Пути кораблей (Соколов-Микитов) - страница 36

И, бывало, на пароходе не раз — задумается кто-нибудь, глядя на море, неожиданно скажет:

— А у нас теперь зима, снег, вешки по дорогам торчат, волки бродят. Бывало, насажаем девок полные сани. Три гармошки у нас на деревне...

Всех в кубрике было пятнадцать. И, как бывает всегда, каждый занимал свое место, о каждом знали точно: знали, что у красавца Македонского хранится карточка его невесты, дожидающейся его в Одессе, что любит погулять старший матрос Гриша Сусликов. А больше всего говорили о женщинах. Говорили о женщинах грубо и солоно, но, случалось, находила минута — вдруг вспомнит кто-нибудь свою сестренку-невесту, и станет в кубрике тихо... И почти у каждого лежал припасенный в Россию подарок.

А больше всех мог бы рассказать любимец кубрика, легкая душа, «царь-человек» — Сусликов.

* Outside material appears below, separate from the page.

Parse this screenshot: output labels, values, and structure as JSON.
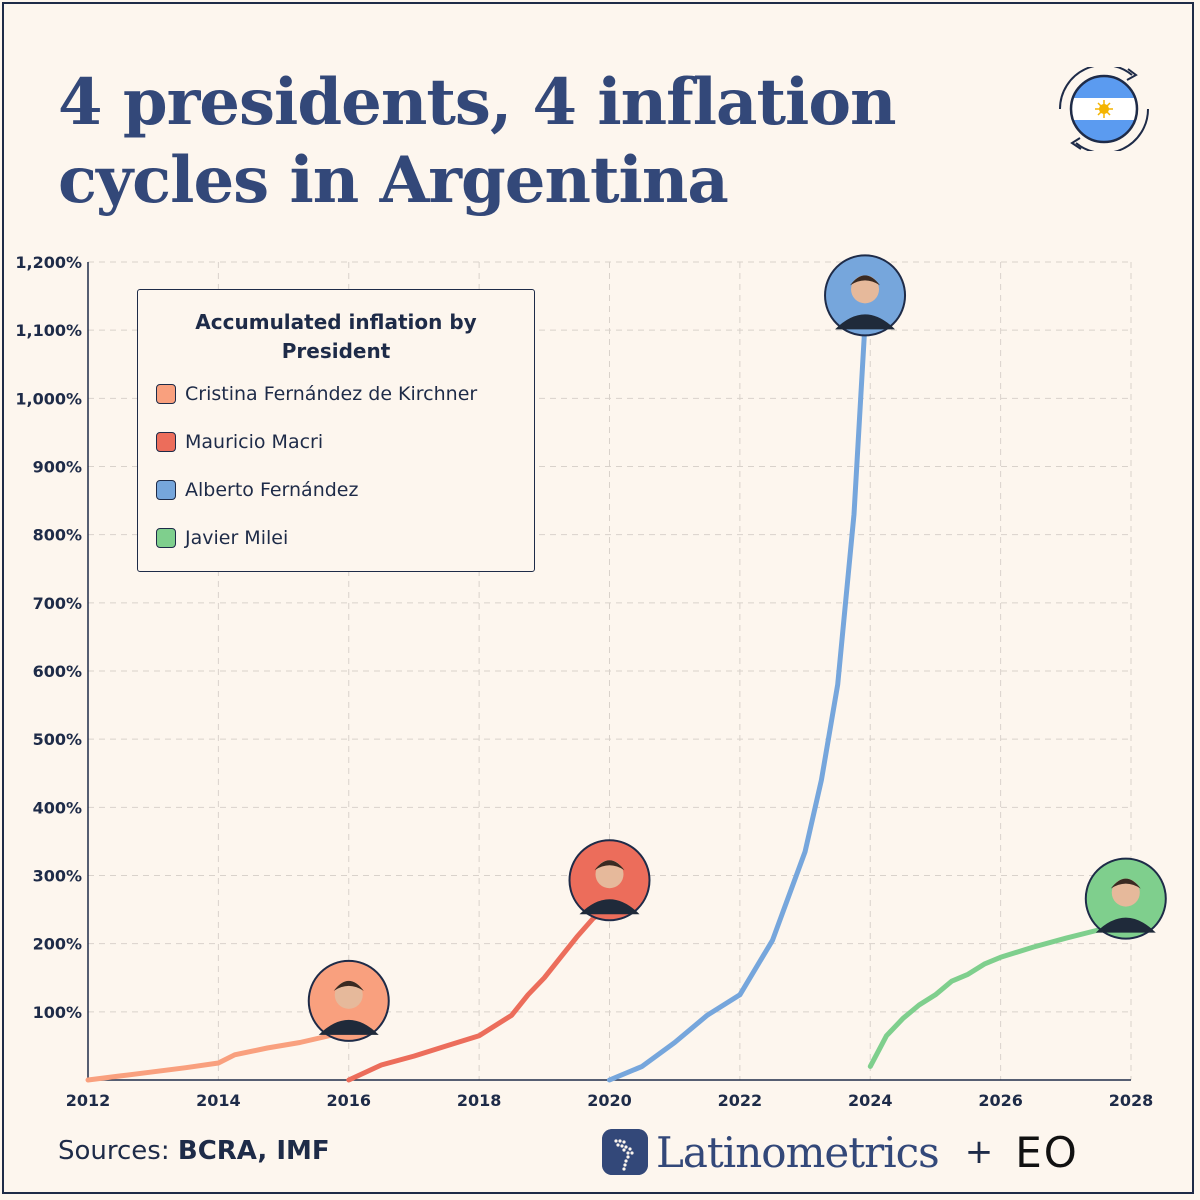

Это был сухощавый, долгоносый и длиннорукий, жилистый хлопец с сильными рабочими руками. Койка его, крайняя слева, была опрятно застелена. На крашеной обшивке над койкой висел портрет женщины в платочке и маленькой девочки — жены и ребенка, оставленных им в России. Из России Сусликов уехал давно (он был сибиряк, томчанин). Много лет жизни в чужой стране изменили его внешность: он подсох, гладко брился, носил воротнички, по-русски говорил с легким акцентом, к которому привыкают много говорящие по-английски. На пароход он поступил в Гонолулу, надеясъ пробраться в Россию, куда после четырнадцати лет жизни в чужих краях его потянуло неудержимо, точно так, как в эти годы неодолимо звала Россия простых русских людей, живших вне своей родины.

По основному ремеслу Сусликов был столяр, столяр отличный. В свободное время матросы любили ходить на бак, где работал у верстака Сусликов, смотрели, как ходко кипит под его руками работа, как вьются над волосатыми пальцами кудрявые стружки, смотрели на его жилистые руки, на его потное, строгое на работе лицо.

— Горяч ты, Сусликов, на работу!.,

Как все настоящие мастера, Сусликов был горд, знал себе цену. В кубрике Сусликова почитали за его талант, за легкий, товарищеский характер. Со всеми он был уживчив, общителен, прост, и в свободное время было приятно пойти с ним на берег выпить...

Весь рейс от Константинополя до Александрии был шальной. В Константинополе пили, гуляли, не жалеючи пускали на ветер трудовые, кровные денежки. И то ли, что далека, недостижима была в те годы Россия, что каждый в глубине души мучился разлукой, что иной раз легок простой человек поставить на ребро последний грош, — многие из Константинополя выходили с пустыми карманами.